Ist es die Reaktion auf den Druck aus der Werbebranche? Oder musste Google einfach feststellen, dass seine Sandbox noch immer weit von einer Marktreife entfernt ist. In den Tests der sogenannten Protected Audience, der wichtigsten Sandbox-API, die für Anzeigenauktionen im Browser zuständig ist, sanken Reichweite und Revenue der beteiligten Publisher aufgrund Auslieferungsverzögerungen und anderen Problemen jedenfalls massiv. Bei den von Google selbst durchgeführten Test um etwa 20% , bei Tests durch Dritte sogar um bis zu 60%. Darüber hinaus hatte die britische Wettbewerbsbehörde CMA, deren Votum sich Google vertraglich unterworfen hat, erkennen lassen, dass sie zu der Meinung kommen könnte, dass Google von der Einführung der Sandbox bei gleichzeitigem Abschalten der Cookies stärker profitieren würde als der Rest des Marktes. Google beugt also mutmaßlich auch einem regulatorischen Eingriff vor.

Und nun?

All jene, die bisher keine Alternativ-Strategien entwickelt hatten (und das waren viele, wenn man den diversen Umfragen glauben darf), werden jetzt aufatmen: Nochmal Glück gehabt, wir machen einfach weiter mit unseren Cookie-Kampagnen in Chrome. Ist das die Lösung? Ich würde es nicht empfehlen. Googles Rolle rückwärts ist kein Schritt vorwärts für den Markt.

Es gibt gute Gründe, sich aus der Abhängigkeit der Third-Party-Cookies zu befreien. In Deutschland erreicht man damit gerade mal die Hälfte der Internet-User:innen auf Desktop-Rechnern und zwei Drittel auf Mobilgeräten. Denn Safari und Firefox, die in Deutschland gemeinsam auf fast 30 Prozent Marktanteil kommen, haben sich schon früher von den Cookies verabschiedet.

Und die Privacy Sandbox, die Google lange Zeit als Cookie-Alternative präsentiert hat, hätte nicht nur die Marktdominanz von Google weiter ausgebaut. Sie ist bisher – zumindest was die britischen Kollegen berichten – keine ausgereifte, ernsthafte Alternative, die in der Praxis für Werbetreibende gute Ergebnisse liefert. Denn glauben wir wirklich – angesichts fortlaufender und wöchentlich neu befeuerter Debatten um den Datenschutz im Netz -, dass dies im realen Verhalten der Nutzer:innen zu höheren Consent-Raten führen wird? Nicht ernsthaft.

Herkömmliche, Cookie-basierte Techniken sind im digitalen Marketing aufgrund von Datenschutz- und Browserbeschränkungen nicht mehr besonders effizient und erreichen nur noch einen Teil der Nutzer:innen. Werbetreibende und ihre Agenturen sind deshalb gefordert, das Aussteuern digitaler Kampagnen neu aufzusetzen.

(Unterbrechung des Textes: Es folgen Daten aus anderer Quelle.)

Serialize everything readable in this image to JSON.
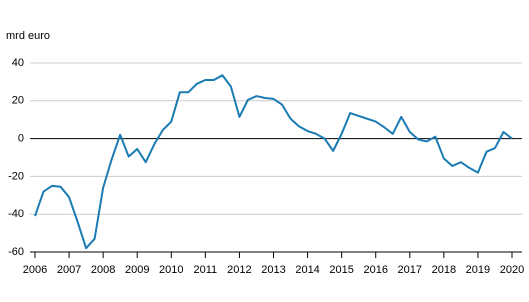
{
  "chart_data": {
    "type": "line",
    "y_label": "mrd euro",
    "x": [
      2006,
      2006.25,
      2006.5,
      2006.75,
      2007,
      2007.25,
      2007.5,
      2007.75,
      2008,
      2008.25,
      2008.5,
      2008.75,
      2009,
      2009.25,
      2009.5,
      2009.75,
      2010,
      2010.25,
      2010.5,
      2010.75,
      2011,
      2011.25,
      2011.5,
      2011.75,
      2012,
      2012.25,
      2012.5,
      2012.75,
      2013,
      2013.25,
      2013.5,
      2013.75,
      2014,
      2014.25,
      2014.5,
      2014.75,
      2015,
      2015.25,
      2015.5,
      2015.75,
      2016,
      2016.25,
      2016.5,
      2016.75,
      2017,
      2017.25,
      2017.5,
      2017.75,
      2018,
      2018.25,
      2018.5,
      2018.75,
      2019,
      2019.25,
      2019.5,
      2019.75,
      2020
    ],
    "series": [
      {
        "color": "#1b7bb3",
        "values": [
          -41,
          -28,
          -25,
          -25.5,
          -31,
          -44,
          -58,
          -53,
          -26,
          -11,
          2,
          -9.5,
          -5.5,
          -12.5,
          -3,
          4.5,
          9,
          24.5,
          24.5,
          29,
          31,
          31,
          33.5,
          27.5,
          11.5,
          20.5,
          22.5,
          21.5,
          21,
          18,
          10.5,
          6.5,
          4,
          2.5,
          0,
          -6.5,
          2.5,
          13.5,
          12,
          10.5,
          9,
          6,
          2.5,
          11.5,
          3.5,
          -0.5,
          -1.5,
          1,
          -10.5,
          -14.5,
          -12.5,
          -15.5,
          -18,
          -7,
          -5,
          3.5,
          0
        ]
      }
    ],
    "xlim": [
      2006,
      2020
    ],
    "xticks": [
      2006,
      2007,
      2008,
      2009,
      2010,
      2011,
      2012,
      2013,
      2014,
      2015,
      2016,
      2017,
      2018,
      2019,
      2020
    ],
    "ylim": [
      -60,
      40
    ],
    "yticks": [
      -60,
      -40,
      -20,
      0,
      20,
      40
    ],
    "grid": true
  }
}
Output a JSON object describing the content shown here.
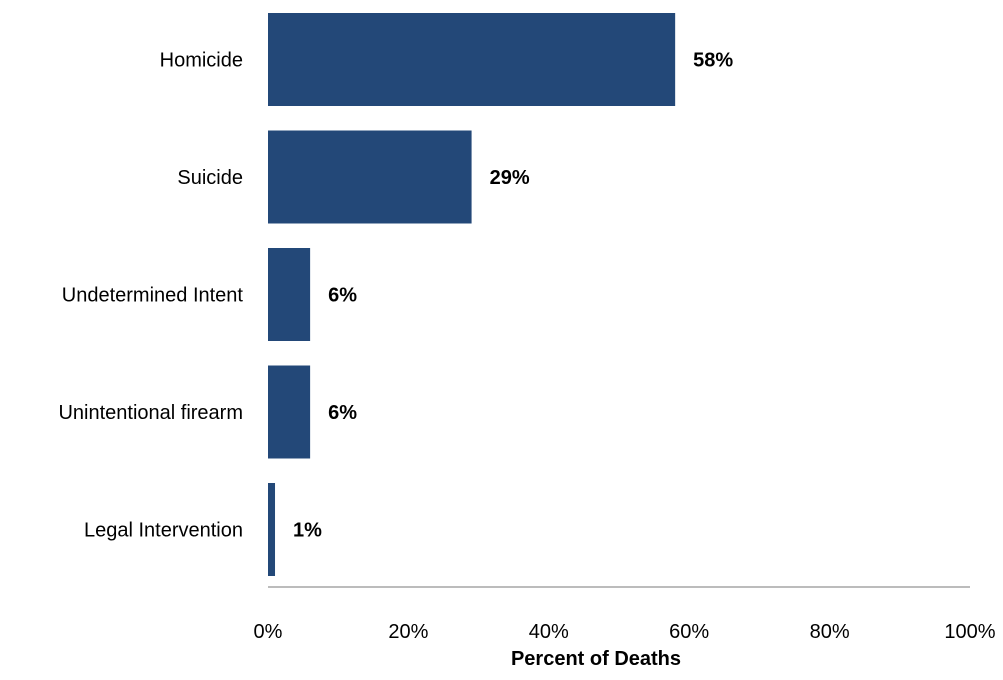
{
  "chart_data": {
    "type": "bar",
    "orientation": "horizontal",
    "categories": [
      "Homicide",
      "Suicide",
      "Undetermined Intent",
      "Unintentional firearm",
      "Legal Intervention"
    ],
    "values": [
      58,
      29,
      6,
      6,
      1
    ],
    "value_labels": [
      "58%",
      "29%",
      "6%",
      "6%",
      "1%"
    ],
    "title": "",
    "xlabel": "Percent of Deaths",
    "ylabel": "",
    "xlim": [
      0,
      100
    ],
    "x_ticks": [
      0,
      20,
      40,
      60,
      80,
      100
    ],
    "x_tick_labels": [
      "0%",
      "20%",
      "40%",
      "60%",
      "80%",
      "100%"
    ],
    "grid": false,
    "legend": "none",
    "bar_color": "#234878",
    "axis_color": "#a6a6a6",
    "text_color": "#000000"
  }
}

Es gibt mehrere Lösungsansätze: Modernes, kontextuelles Targeting ist einer davon. Das sieht heute aber ganz anders aus als die klassische Umfeldplanung im Netz noch vor einigen Jahren. Eine wichtige Rolle spielt dabei die künstliche Intelligenz.

So funktioniert KI-gestütztes kontextuelles Targeting

Bei Mediaplus haben wir unseres bestehendes Tool NE.R.O (steht für Nettoreichweitenoptimierung) für den Einsatz mit Künstlicher Intelligenz weiterentwickelt. Der Crawler von NE.R.O AI scannt tagesaktuell über 50.000 Artikel im Web und verarbeitet dadurch Millionen an Datensets, mit denen die KI kontinuierlich trainiert wird. Dabei nutzt NE.R.O AI ein Large Language Modell, um den Kontext, Affinitäten, psychografische und emotionale Strukturen und Themen der Beiträge zu verstehen. Auf Basis dieser Informationen ordnet die KI den gescannten und klassifizierten Artikeln dann Zielgruppen zu, die über Value Planning ermittelt und zur Kampagnenaussteuerung genutzt werden. Den Wesensmerkmalen der Zielgruppe können also nicht nur Kanäle und Medien, sondern auch einzelne Artikel zugeordnet werden.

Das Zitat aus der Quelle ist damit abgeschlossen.